John Sibley Williams

June 1st, 2011 § 1 comment

Portland poet John Sibley Williams on the themes of mirrors and transportation.

      Photo by John Sibley Williams, on transportation. Vienna, Austria

Portrait(s)

– on Mirrors

I’ve spent so long validating in cloud-shapes
a more intimate portrait of myself

that in the bathroom mirror I now see
an elephant passing into a giraffe
passing into my father.

-JSB

Invitation(s)

– on Mirrors

Slipped beneath my wiper
an invitation to festivities
held in the empty factory
I just left
where once mirrors were assembled.

-JSB


Learning to Swim

– on Mirrors

Consider the sea a skewed mirror
and churning your uncertain limbs through it’s waves
an attempt to untangle light.

The comforting density of bone and future
mean little here.
The world is too light
to trouble with tomorrow,
too buoyant to sink with you.

So bring the background forward.
Kick up ripples and silt through that secret face.
Distort it into accuracy.

Where your faces finally meet
you will float without need for movement,
as in the Dead Sea
but without the need for salt.
Water can be your single taut thread—
reflecting.

Later there will be plenty of time
to learn to walk.

– JSB


Author Biography

John Sibley Williams is a poet and literary publicist residing in Portland, OR. He has a previous MA in Writing and presently studies Book Publishing at Portland State University, where he serves as Acquisitions Manager of Ooligan Press and publicist for Three Muses Press.
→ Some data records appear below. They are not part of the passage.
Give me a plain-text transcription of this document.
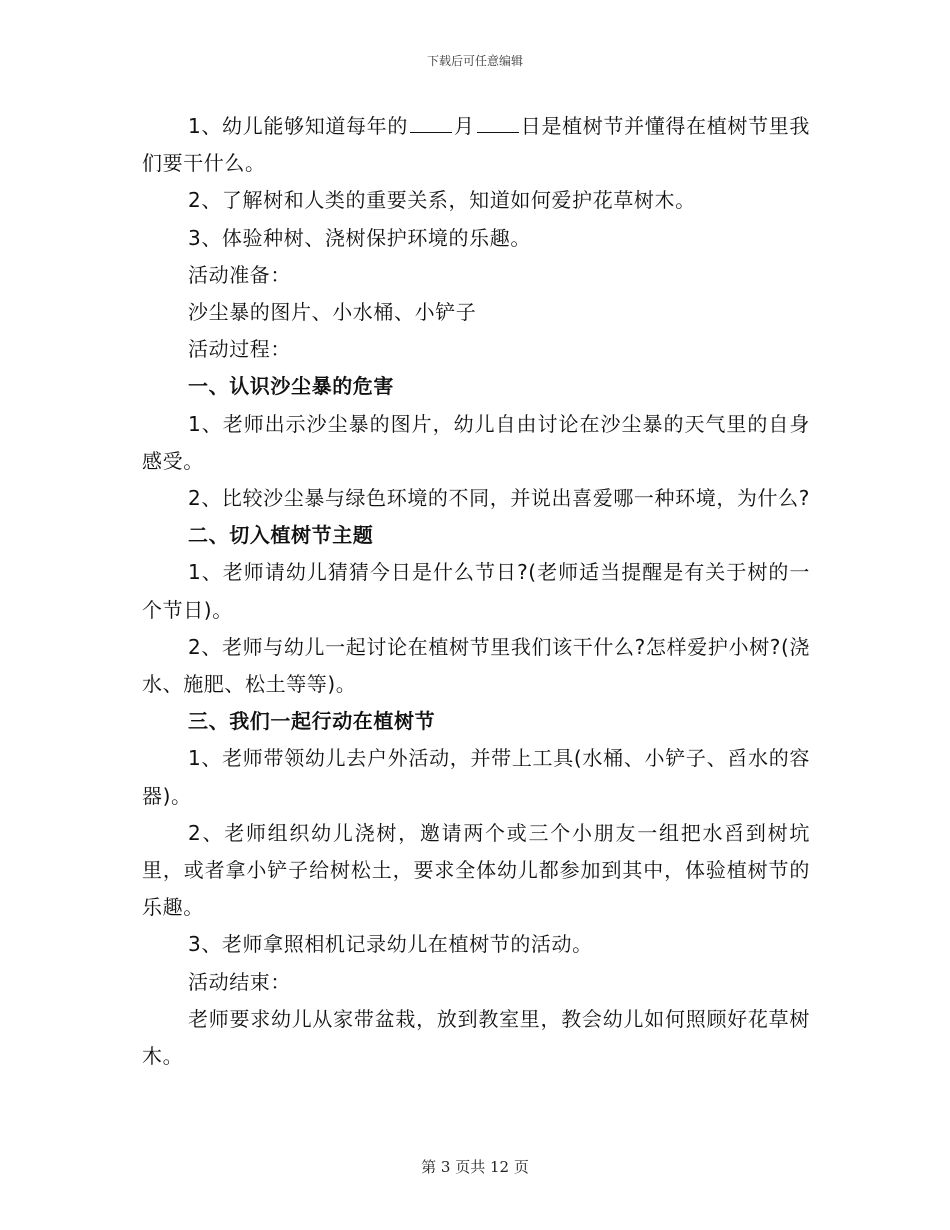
下载后可任意编辑

1、幼儿能够知道每年的 月 日是植树节并懂得在植树节里我们要干什么。

2、了解树和人类的重要关系，知道如何爱护花草树木。

3、体验种树、浇树保护环境的乐趣。

活动准备：

沙尘暴的图片、小水桶、小铲子

活动过程：

一、认识沙尘暴的危害

1、老师出示沙尘暴的图片，幼儿自由讨论在沙尘暴的天气里的自身感受。

2、比较沙尘暴与绿色环境的不同，并说出喜爱哪一种环境，为什么?

二、切入植树节主题

1、老师请幼儿猜猜今日是什么节日?(老师适当提醒是有关于树的一个节日)。

2、老师与幼儿一起讨论在植树节里我们该干什么?怎样爱护小树?(浇水、施肥、松土等等)。

三、我们一起行动在植树节

1、老师带领幼儿去户外活动，并带上工具(水桶、小铲子、舀水的容器)。

2、老师组织幼儿浇树，邀请两个或三个小朋友一组把水舀到树坑里，或者拿小铲子给树松土，要求全体幼儿都参加到其中，体验植树节的乐趣。

3、老师拿照相机记录幼儿在植树节的活动。

活动结束：

老师要求幼儿从家带盆栽，放到教室里，教会幼儿如何照顾好花草树木。

第 3 页共 12 页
His poetry was nominated for the 2009 Pushcart Prize and won the 2011 Heart Poetry Award. His chapbooks include A Pure River (The Last Automat Press, 2010), Door, Door (Red Ochre Press, 2011), Autobiography of Fever (Bedouin Books, 2011), From Colder Climates (Folded Word, forthcoming), The Longest Compass (Finishing Line Press, forthcoming), and The Art of Raining (The Knives Forks and Spoons Press, forthcoming). Some of his over 200 previous or upcoming publications include: The Evansville Review, RHINO, Rosebud, EllipsisFlint Hills Review, and Poetry Quarterly.